The playbook is Alice in Wonderland. “‘When I use a word’, Humpty Dumpty said in rather a scornful tone, ‘it means just what I choose it to mean – neither more nor less’.”

Also competing for space with the slapped Oscars’ host on Monday, was new evidence that Boris Nemtsov, a fierce Putin adversary shot dead within yards of the Kremlin in 2015, had been tracked by a Russian government agent linked to an assassination squad for a year before he died.

We are constantly told that Putin is driven by disrespect from the outside world, in which case he has nothing to lose now. The stupid lies and posturing assume that listeners will be too preoccupied by the price of fuel to notice that some three in four Ukrainians told opinion pollsters in December that they considered Russia a “hostile state”. Or that they will be too busy consulting their useful idiots’ glossary – “yeah but the US/Nato military-industrial complex. . .” – to notice the rubble heaps and mass graves that used to be Mariupol.

The “yeah but the US/Nato” default is wonderfully versatile.

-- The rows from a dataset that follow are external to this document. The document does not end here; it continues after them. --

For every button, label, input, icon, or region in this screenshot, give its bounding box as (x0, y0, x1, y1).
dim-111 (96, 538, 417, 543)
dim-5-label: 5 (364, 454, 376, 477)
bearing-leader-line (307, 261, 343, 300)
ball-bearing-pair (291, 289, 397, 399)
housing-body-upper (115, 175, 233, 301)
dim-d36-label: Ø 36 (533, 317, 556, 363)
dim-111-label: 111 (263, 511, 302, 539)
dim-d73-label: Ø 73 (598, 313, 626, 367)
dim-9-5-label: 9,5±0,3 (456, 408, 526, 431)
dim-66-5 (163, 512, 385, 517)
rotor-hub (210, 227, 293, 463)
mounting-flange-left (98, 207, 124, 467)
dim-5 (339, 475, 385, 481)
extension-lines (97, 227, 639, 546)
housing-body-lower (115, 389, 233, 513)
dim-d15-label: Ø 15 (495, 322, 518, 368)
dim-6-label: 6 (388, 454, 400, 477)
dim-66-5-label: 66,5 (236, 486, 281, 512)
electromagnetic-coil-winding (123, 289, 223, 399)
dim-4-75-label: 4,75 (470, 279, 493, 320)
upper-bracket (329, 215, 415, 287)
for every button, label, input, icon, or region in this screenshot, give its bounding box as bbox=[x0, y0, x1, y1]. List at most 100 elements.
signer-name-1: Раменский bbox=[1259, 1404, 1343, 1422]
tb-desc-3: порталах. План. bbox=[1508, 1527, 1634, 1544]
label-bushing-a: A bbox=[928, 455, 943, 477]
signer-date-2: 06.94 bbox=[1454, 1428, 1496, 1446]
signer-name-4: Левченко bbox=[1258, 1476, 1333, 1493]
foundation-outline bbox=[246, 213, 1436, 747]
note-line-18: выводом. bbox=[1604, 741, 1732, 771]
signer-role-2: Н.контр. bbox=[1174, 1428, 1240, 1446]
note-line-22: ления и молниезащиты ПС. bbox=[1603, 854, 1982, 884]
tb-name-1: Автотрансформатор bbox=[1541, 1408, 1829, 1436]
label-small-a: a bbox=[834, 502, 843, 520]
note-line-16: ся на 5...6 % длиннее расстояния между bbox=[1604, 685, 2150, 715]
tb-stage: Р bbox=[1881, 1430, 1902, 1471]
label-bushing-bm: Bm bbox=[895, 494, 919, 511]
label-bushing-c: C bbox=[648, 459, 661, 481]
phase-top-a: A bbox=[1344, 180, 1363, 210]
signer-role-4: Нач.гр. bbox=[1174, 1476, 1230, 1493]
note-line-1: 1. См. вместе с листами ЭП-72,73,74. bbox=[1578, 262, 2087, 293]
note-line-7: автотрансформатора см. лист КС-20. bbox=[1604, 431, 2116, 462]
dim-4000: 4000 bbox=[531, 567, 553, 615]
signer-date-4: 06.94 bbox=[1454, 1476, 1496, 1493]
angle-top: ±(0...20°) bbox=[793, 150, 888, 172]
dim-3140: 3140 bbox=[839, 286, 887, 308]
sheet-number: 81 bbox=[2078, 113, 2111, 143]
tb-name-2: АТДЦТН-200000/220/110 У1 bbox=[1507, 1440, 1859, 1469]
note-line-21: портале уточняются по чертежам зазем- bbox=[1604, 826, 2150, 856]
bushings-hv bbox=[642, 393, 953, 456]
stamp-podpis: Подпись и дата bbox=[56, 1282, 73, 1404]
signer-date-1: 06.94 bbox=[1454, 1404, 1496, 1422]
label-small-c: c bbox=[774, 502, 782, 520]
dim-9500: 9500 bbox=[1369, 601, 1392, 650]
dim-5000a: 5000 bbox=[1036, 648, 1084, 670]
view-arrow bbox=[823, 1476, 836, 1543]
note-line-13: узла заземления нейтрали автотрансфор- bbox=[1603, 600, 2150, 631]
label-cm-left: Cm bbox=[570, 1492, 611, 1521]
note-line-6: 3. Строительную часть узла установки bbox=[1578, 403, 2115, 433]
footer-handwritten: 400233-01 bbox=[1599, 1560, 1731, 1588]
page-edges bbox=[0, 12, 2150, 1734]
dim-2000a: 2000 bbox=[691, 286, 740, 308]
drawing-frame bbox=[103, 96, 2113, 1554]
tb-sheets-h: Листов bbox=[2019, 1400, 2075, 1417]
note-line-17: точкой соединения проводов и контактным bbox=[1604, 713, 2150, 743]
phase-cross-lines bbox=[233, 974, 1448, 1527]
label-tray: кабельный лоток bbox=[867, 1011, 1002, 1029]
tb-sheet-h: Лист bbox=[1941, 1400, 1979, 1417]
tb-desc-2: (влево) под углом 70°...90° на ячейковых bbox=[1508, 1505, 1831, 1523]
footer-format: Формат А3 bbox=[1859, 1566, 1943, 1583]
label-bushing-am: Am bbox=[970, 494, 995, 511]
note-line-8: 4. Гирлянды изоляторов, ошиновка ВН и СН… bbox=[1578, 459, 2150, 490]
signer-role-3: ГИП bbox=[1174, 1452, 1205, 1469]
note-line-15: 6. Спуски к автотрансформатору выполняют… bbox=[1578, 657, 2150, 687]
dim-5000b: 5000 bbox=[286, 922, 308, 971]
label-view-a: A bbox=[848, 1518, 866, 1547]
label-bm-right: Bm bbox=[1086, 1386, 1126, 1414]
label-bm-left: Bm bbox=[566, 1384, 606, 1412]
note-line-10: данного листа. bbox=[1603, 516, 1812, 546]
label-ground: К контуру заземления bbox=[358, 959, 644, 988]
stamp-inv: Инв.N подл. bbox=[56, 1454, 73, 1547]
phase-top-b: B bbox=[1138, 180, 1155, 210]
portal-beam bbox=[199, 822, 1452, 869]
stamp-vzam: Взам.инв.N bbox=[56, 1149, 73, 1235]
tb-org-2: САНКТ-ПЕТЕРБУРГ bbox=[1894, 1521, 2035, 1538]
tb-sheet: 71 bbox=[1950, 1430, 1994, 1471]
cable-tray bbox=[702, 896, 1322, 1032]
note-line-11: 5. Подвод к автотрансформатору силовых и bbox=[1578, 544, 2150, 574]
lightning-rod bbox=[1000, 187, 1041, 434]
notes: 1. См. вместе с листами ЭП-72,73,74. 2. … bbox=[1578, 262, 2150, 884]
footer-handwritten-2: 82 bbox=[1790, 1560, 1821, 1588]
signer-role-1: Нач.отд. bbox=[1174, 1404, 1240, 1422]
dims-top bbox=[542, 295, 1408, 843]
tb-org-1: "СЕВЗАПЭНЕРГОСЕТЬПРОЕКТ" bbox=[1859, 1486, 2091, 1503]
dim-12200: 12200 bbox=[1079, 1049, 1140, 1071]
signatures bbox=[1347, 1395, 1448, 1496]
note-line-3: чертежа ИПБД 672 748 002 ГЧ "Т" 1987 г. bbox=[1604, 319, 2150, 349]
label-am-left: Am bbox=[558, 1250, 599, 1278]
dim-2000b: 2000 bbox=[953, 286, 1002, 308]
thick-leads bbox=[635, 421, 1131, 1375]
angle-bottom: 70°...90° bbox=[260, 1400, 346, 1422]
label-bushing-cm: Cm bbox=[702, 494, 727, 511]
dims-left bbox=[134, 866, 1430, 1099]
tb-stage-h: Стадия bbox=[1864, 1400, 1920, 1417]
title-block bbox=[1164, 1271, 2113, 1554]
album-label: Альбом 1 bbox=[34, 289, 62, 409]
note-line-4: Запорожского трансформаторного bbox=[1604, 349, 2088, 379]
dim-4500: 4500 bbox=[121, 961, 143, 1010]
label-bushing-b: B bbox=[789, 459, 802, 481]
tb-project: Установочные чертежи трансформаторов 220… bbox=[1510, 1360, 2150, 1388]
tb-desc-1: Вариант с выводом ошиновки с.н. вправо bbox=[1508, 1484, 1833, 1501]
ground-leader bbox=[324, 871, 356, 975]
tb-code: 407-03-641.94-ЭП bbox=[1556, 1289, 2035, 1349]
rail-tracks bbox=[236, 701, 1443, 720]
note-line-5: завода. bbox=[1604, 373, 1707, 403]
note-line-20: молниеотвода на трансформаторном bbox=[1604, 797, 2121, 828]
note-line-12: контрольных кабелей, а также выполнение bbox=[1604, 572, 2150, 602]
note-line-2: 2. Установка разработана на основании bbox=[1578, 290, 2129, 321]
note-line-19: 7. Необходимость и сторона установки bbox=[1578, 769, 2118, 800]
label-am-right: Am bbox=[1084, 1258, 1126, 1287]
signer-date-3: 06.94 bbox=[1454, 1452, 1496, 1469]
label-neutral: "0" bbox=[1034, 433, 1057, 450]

It can as easily be trotted out to attack Biden’s “gaffe” – which he is defending to the death – as to fulminate about Nato’s illegal assistance for Kosovo in 1999. That kind of shorthand overrides the fact, say, that all diplomatic avenues with Serbia had been exhausted by 1999 and that the intervention was deemed illegal only because a single UN Security Council member had rigidly exercised its veto on that occasion. Guess which member?

Who would want to be a Ukrainian negotiator tasked with reaching a binding agreement with Putin? Ukraine must have peace. Nuclear war must be avoided at all costs. Any talks are a gamble with a psychopath who also must not be rewarded for his war crimes. What have the “yeah but the US/Nato” merchants to offer in that scenario?

After Russia, it is fashionable to sneer at the EU’s naive, bourgeois attempts to lay down the sword and trade with ancient enemies. Memories are short. Stella Ghervas’ Conquering Peace: From the Enlightenment to the European Union traces two centuries of the search for lasting peace by European thinkers and leaders (conspicuously Russians in the 19th century), showing how one generation after another has confronted the hard and tedious struggle of how to reconcile the defeated to their losses and manage the triumphalism of the victors.

The question now is the existential problem of Russia. Thanks to last year’s amendment handily signed into law by President Putin himself, his presidency potentially extends to 2036.

A new democratic start would be impossible without paying a price and acknowledging national guilt

We are slow to believe that this is what ordinary Russians want or voted for. The Russian novelist Mikhail Shishkin is a realist. He believes that Russians for the most part support the war because “the overwhelming majority still bow before power and accept this patrimonial way of life. . .”.

Unlike Germans, forced to look at concentration camps in 1945 and to endure the painful process of coming to terms with guilt, Russia has had no Nuremberg trials for the Communist party, no de-Stalinisation.

Just as Germany’s long, painful rebirth was predicated on total, crushing military defeat, Russia needs this zero hour, too, he writes in the Guardian. A new democratic start would be impossible without paying a price and acknowledging national guilt. He and Biden agree that Russia’s fate depends on what the novelist calls de-Putinisation. But that mammoth, agonising generational task cannot be undertaken by either Nato or the Ukrainians. “We Russians must clean up our country ourselves.”